In New York hatten sich die Sicherheitskräfte mit der Alarmbereitschaft für alle 35 000 Polizeibeamten der Stadt auf die Anklageerhebung vorbereitet. Hubschrauber kreisten über dem Trump-Tower in Manhattan, wo der Republikaner am Montag ankam. Die US-Medien inszenierten bereits die Anreise als Spektakel – Fernsehsender übertrugen jede Reiseetappe des 76-Jährigen live. Auf der Straße vor dem Wolkenkratzer waren Barrikaden errichtet, Dutzende Pressevertreter, aber nur vereinzelte Demonstranten warteten. Bürgermeister Eric Adams warnte vorsorglich davor, gewalttätig zu werden. New York sei kein „Spielplatz für unangebrachte Wut“.

Das FBI hat keine Hinweise auf gewaltsame Demonstrationen

Aber weder die lokalen Behörden noch die Bundespolizei FBI hatten Erkenntnisse, dass ein gewaltsamer Aufstand im Stil des 6. Januar 2021 drohen könnte. Analysten erklären das mit dem Durchgreifen der Justiz gegen die Organisatoren und Rädelsführer des Sturms auf den Kongress.
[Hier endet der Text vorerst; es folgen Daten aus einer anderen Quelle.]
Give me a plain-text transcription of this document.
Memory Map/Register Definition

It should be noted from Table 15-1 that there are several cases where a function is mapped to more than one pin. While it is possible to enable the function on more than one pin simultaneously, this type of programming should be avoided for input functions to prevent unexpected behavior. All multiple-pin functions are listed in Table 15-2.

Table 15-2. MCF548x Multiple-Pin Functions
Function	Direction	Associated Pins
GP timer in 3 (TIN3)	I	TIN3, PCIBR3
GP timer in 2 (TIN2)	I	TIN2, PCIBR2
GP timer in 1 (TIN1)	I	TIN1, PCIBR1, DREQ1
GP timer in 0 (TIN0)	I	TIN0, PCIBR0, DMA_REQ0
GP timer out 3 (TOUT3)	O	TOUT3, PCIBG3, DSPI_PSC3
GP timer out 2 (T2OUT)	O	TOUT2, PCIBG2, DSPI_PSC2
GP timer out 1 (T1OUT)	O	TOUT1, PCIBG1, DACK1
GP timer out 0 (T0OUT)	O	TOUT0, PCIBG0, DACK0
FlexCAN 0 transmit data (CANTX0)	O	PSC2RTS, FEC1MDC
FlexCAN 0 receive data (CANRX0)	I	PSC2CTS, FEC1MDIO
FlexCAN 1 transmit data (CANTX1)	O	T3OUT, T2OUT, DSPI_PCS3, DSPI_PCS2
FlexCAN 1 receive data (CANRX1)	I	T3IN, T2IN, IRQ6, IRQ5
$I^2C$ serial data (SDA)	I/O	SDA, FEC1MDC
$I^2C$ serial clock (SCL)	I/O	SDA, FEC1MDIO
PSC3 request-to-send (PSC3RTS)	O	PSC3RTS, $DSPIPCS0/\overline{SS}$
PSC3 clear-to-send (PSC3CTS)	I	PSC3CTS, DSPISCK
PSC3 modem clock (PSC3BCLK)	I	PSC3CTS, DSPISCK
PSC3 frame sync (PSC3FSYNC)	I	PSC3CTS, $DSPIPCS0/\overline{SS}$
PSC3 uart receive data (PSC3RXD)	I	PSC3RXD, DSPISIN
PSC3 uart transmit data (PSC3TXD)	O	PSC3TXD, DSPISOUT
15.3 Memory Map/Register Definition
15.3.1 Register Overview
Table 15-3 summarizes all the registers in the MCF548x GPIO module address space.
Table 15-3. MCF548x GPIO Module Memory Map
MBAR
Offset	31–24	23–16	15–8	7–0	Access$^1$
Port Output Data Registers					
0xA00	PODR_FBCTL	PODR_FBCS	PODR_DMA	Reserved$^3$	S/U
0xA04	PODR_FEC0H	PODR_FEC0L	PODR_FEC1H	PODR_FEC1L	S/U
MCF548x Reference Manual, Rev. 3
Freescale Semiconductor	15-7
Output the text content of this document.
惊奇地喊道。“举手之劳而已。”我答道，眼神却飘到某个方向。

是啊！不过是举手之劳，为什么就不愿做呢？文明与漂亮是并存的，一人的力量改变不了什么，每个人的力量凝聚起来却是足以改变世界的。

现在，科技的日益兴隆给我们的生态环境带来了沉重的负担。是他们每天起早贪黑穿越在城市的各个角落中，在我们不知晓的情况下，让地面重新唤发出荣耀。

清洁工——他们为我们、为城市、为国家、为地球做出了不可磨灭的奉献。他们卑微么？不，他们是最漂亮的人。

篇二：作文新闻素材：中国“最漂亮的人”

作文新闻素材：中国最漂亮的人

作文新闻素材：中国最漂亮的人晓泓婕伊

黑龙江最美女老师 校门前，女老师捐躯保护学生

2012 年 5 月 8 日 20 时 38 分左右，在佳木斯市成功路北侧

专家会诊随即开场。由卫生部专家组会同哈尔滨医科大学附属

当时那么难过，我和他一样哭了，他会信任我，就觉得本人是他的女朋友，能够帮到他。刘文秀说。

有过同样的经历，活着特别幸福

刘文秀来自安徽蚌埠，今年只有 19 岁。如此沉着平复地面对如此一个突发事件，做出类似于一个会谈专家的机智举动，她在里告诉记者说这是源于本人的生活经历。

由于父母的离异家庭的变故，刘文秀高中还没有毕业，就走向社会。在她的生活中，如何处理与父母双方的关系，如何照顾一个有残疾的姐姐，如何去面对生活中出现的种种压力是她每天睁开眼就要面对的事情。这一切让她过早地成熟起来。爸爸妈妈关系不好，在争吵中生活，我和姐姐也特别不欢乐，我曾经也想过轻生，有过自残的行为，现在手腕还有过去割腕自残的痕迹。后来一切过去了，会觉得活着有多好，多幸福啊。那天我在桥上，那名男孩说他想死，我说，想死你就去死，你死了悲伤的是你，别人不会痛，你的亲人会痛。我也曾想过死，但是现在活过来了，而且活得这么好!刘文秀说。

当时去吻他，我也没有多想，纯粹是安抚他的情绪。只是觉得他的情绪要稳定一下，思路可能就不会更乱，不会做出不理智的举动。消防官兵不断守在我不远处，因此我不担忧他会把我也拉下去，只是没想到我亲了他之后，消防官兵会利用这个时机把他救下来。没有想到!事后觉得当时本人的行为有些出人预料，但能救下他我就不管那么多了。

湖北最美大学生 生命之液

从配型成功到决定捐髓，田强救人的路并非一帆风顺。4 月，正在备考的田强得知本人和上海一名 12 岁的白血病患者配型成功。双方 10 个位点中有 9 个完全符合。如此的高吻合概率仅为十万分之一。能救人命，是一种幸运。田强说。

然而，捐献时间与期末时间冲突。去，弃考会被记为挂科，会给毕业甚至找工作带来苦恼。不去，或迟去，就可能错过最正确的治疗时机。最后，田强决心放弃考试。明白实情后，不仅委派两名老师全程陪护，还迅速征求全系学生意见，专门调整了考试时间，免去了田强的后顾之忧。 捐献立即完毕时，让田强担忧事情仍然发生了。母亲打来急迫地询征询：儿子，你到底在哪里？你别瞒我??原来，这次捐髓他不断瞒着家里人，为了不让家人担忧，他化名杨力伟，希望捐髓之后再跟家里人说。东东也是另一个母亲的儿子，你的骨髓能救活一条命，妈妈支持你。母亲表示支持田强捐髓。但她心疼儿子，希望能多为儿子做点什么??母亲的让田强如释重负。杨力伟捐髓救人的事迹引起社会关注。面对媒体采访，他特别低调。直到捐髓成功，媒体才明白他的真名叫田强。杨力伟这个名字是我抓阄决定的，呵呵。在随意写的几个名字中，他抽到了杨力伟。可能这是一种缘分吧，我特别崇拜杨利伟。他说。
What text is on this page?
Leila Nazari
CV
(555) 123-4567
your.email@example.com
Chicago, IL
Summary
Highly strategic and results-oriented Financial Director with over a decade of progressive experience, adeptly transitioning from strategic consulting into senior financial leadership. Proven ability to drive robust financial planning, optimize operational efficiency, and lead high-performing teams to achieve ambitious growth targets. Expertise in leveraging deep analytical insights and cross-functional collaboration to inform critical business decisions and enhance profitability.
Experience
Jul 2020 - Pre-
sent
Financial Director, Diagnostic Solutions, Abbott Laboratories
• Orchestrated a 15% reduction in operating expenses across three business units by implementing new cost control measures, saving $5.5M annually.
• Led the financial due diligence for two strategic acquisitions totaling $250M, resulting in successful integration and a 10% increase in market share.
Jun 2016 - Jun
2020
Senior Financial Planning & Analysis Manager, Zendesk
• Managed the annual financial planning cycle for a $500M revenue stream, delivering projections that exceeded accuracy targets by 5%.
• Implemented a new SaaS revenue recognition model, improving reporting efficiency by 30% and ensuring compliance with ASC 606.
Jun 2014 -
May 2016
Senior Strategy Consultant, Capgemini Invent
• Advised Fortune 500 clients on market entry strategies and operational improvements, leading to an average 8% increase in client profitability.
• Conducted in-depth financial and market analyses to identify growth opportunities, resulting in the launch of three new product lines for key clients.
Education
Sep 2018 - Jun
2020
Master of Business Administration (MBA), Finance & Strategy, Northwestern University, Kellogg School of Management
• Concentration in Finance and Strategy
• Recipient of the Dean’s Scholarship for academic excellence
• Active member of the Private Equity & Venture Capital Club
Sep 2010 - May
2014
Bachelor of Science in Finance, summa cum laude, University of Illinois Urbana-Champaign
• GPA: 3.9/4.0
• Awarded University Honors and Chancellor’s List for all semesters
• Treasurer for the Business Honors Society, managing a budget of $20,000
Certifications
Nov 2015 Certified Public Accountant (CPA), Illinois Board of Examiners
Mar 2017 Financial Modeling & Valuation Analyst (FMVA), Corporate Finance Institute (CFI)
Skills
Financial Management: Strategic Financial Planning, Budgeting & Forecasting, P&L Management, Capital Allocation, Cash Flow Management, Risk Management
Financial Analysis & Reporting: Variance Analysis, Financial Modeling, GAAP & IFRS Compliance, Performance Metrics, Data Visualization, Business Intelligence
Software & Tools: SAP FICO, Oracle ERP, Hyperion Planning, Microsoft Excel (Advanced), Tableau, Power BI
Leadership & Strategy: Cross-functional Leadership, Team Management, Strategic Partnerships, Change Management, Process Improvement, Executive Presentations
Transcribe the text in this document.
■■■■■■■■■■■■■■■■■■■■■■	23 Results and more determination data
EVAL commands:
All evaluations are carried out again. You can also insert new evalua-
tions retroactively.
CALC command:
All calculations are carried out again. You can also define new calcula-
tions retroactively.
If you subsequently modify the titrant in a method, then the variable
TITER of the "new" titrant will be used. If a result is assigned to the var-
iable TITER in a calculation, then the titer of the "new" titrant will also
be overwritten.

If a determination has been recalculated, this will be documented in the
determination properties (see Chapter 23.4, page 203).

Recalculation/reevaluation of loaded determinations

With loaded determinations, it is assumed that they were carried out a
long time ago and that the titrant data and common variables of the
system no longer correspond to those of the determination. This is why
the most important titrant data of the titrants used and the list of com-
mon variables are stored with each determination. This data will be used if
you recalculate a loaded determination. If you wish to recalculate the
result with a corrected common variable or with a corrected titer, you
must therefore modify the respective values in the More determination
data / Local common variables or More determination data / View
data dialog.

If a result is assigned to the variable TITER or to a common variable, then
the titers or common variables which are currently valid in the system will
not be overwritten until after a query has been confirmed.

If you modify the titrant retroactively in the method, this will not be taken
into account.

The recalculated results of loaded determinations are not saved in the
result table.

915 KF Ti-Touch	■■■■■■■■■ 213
Der Angeklagte selbst übt keine Zurückhaltung. Nachdem Trump bereits den Chefankläger Alvin Bragg angegriffen hatte, teilte er in seinem wütenden Rundumschlag auch gegen Richter Juan M. Merchan aus, dem er um 14:15 Uhr Ortszeit (20.15 MEZ) vorgeführt werden sollte. Der Termin hatte bei Redaktionsschluss dieser Ausgabe noch nicht begonnen. Auf seinem hauseigenen Netzwerk „Truth Social“ hielt Trump Merchan vor, er sei von Bragg „handverlesen“ worden. „Der Richter … HASST MICH“.

Trumps wütende Ausbrüche schaden ihm womöglich

Trumps Anwalt Joseph Tacopina versuchte, bei einem Fernsehinterview den Schaden einzudämmen, den Trump für sich selbst angerichtet haben könnte. „Ich habe kein Problem mit dem Richter“, erklärte Tacopina auf CNN zu Merchan, der den Finanzchef der Trump-Organisation Allen Weisselberg wegen Steuerbetrugs zu einer Gefängnisstrafe verurteilt hatte. Dieser musste übrigens in Handschellen vor Richter Merchan erscheinen. Ein Szenario, das dem Ex-Präsidenten möglicherweise erspart bleibt.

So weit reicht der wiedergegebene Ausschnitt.